Let $A\subset B$ be a ring extension and $x\in B$. Then if $A$ is noetherian the following two conditions are equivalent:
$i)$ $x$ is integral over $A$.
$ii)$ There exists a finitely generated $A$-module $M$ such that $A[x]\subset M \subset B$.
If we drop the condition of $A$ being noetherian the implication from i) to ii) stays true but I think that the other implication is now not true anymore.

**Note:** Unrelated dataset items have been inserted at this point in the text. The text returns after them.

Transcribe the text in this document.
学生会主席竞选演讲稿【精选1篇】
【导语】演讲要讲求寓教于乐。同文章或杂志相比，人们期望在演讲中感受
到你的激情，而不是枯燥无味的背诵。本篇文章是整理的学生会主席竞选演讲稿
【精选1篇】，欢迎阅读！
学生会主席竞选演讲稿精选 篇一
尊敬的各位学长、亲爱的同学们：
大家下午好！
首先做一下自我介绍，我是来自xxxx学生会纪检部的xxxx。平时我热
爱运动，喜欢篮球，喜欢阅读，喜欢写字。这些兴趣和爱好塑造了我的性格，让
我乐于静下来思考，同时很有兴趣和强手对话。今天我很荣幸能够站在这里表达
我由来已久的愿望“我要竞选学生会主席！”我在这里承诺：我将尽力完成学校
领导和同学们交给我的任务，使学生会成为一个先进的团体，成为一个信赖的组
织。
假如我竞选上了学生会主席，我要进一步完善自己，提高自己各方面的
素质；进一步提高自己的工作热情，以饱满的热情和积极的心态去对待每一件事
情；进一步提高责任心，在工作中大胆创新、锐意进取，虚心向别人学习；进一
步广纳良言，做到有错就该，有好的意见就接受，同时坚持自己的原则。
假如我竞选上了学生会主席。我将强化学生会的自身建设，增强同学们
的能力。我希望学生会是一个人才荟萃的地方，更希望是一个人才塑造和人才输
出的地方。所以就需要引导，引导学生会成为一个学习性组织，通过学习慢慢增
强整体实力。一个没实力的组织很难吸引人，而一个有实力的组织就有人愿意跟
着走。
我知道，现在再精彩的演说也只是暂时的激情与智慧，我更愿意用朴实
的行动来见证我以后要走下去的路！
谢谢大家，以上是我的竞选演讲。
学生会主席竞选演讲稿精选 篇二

Using the determinant trick one can prove that the condition
$iii)$ There exists a faithful $A[x]$-module $M$ which is finitely generated as an $A$-module.
implies condition $i)$ but i dont see how we can make M in conditon $ii)$ into an $A[x]$-module. Unfortunately i cant find a counterexample which shows that $ii)$ does not imply $i)$ in general. Does anybody know of one? I would appreciate any suggestions or hints.
Let $A=k[y_1,y_2,\dots]$ be a polynomial ring in infinitely many generators over a field and let $B=A[x,z]/(x-y_1z,y_1x-y_2,y_1x^2-y_3,y_1x^3-y_4,\dots)$. Then $A[x]\subset B$ is contained in the $A$-submodule $M$ generated by $1$ and $z$, since $x^n=y_1zx^{n-1}=zy_n$ for each $n>0$. Suppose $x$ were integral over $A$. Then for some $n$, $x$ would be integral over $A_n=k[y_1,\dots,y_n]$ as an element of $B_n=A_n[x,z]/(x-y_1z,y_1x-y_2,\dots,y_1x^{n-1}-y_n)$. Letting $C_n=A_n[x]\subseteq B_n$, the induced map $\operatorname{Spec}(C_n)\to\operatorname{Spec}(A_n)=\mathbb{A}^n$ would have closed image. The intersection of this image with the hyperplane $y_n=1$ can be identified with the image of the map $\mathbb{A}^1\setminus\{0\}\to \mathbb{A}^{n-1}$ given by $x\mapsto(1/x^{n-1},1/x^{n-2},\dots,1/x)$ (since when you set $y_n=1$, $B_n=C_n=k[x,x^{-1}]$, with $y_k$ corresponding to $1/x^{n-k}$). But this image is not closed, because $(0,0,\dots,0)$ is in its closure. Thus $x$ cannot be integral over $A$.
(Probably you can translate this geometric argument into a more direct algebraic argument that $x$ isn't integral, but I find it easier to think about this way.)